Transitions: Why William Bridges Was Right

Dan Ackerman, Executive Leader for Zeeland Classis of the RCA, discusses the process of change and transition that occurs in life on today’s Whiteboard Wednesday.

There are all kinds of changes that we have in life. There are some that we don’t think about much like changing our clothes everyday, and there are others that require deeper decision-making, like when our cars wear out, or the possibility of updating a home. But then there are other changes that are extremely significant – changes that occur when life transition happens through death or another loss of some kind.

And in reality change is not the problem. William Bridges, in his book “Transitions,” makes this point as he explains that it’s not change, but rather transition that gets to you.

So, what is that concept of transition?

Transition is the idea that change begins with people having to end or let something go. This is a tough thing. Some call it grieving or a time of separation. Either way, it is a time – a season – of letting go.

On the other hand, these kinds of transitions mark a new beginning. For example, this could be a new beginning of living life alone after a death.
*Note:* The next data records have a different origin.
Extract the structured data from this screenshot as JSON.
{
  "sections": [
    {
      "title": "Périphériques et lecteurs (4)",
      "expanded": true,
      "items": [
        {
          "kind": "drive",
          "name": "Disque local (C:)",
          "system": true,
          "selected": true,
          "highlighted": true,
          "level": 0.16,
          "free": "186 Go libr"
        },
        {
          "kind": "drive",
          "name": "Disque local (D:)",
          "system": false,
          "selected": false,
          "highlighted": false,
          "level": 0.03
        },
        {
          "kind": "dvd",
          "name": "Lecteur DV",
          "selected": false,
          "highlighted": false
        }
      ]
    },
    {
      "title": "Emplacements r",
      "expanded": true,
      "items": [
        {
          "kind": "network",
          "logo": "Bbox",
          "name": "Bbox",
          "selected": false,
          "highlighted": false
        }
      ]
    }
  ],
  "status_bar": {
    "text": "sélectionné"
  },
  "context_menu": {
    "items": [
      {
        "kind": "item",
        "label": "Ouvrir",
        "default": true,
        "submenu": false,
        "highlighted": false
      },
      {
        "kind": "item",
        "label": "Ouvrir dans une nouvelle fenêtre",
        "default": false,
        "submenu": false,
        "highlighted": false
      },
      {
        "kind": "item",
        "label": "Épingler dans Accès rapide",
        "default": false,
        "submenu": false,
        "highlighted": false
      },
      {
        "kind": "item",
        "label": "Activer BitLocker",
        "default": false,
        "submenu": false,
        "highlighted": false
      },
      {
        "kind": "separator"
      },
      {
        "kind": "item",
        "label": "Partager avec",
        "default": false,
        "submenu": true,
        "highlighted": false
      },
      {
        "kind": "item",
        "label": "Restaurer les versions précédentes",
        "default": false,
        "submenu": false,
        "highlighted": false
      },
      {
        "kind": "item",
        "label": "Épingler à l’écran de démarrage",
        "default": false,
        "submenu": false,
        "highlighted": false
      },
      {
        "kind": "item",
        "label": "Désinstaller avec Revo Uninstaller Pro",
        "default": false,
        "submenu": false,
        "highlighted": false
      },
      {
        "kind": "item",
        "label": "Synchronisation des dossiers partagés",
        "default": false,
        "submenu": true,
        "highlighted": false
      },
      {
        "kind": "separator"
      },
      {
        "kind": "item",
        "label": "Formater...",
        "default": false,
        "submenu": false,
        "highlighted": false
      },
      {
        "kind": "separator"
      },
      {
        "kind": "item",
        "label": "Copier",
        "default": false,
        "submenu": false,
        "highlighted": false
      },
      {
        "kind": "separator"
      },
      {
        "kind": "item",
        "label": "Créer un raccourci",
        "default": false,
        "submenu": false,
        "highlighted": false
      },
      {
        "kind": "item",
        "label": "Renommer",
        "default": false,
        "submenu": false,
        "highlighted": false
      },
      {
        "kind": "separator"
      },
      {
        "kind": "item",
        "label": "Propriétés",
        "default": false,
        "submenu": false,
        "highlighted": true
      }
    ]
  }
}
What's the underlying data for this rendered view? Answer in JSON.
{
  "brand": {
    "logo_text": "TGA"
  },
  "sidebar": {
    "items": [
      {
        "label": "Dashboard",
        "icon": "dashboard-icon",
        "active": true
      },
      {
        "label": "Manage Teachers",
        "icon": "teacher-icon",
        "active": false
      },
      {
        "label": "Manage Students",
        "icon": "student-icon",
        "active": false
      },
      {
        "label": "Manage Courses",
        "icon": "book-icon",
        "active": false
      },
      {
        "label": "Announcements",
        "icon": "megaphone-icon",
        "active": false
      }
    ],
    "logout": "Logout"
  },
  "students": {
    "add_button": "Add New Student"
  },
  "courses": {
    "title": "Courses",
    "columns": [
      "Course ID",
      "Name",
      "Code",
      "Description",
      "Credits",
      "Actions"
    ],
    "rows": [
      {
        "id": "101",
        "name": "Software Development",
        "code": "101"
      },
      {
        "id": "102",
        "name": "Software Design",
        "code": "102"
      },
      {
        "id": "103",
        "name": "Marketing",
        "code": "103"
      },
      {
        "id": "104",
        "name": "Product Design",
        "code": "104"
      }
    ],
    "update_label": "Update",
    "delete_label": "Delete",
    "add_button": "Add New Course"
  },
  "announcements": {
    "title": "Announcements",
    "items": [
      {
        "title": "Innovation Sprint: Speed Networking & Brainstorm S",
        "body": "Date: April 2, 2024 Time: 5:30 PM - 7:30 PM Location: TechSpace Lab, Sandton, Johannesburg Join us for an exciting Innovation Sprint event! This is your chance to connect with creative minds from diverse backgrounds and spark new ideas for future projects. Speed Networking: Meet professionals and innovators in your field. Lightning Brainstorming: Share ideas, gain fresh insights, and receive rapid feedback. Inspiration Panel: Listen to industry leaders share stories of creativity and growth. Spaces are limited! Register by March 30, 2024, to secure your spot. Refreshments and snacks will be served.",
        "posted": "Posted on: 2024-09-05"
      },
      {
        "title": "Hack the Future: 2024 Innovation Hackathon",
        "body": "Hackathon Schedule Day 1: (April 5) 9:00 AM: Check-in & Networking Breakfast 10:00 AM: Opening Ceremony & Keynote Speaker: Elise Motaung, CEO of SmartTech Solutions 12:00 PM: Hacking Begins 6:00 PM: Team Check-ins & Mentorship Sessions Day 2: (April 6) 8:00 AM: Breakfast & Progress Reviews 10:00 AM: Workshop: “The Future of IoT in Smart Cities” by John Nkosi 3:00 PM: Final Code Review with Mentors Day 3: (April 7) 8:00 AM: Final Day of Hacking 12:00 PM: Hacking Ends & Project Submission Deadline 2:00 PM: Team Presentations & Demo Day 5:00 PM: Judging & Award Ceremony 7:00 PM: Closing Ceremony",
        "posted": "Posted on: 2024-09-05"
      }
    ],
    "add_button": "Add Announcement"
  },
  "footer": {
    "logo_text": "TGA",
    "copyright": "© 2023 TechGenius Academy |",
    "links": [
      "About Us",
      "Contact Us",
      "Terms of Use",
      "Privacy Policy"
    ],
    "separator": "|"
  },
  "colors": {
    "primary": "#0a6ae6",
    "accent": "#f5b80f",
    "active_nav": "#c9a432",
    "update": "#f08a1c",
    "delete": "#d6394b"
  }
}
Or of living in a new house or new space in a community. The intriguing piece to this is that most people don’t see the “neutral zone” within a transition. The neutral zone is that space where you are able to look and examine, and ready yourself for change.

As it relates to churches, when we begin to lead change, people can be in favor initially. For example, people may be in favor of a new carpet because the old one is wore out. But when they see the new color on the floor, they may react with, “What just happened?!” Although everyone was ready for the change, for some the transition from blue to sea green was difficult to accept.

Another example of a different level of change would be an organizational change. A possible scenario could be a pastor being called to a new location. This means that there’s a number of people within the church who need to let go and say goodbye.
During this time of letting go, people need to grieve in order to get to the neutral zone, where their grief is lessened and they are able to begin appreciating the future they have. Those who are in the neutral zone are able to enter into new beginnings .

As you think about changing your church and leading change, remind yourself that it’s not the change that is most challenging, it’s the transition.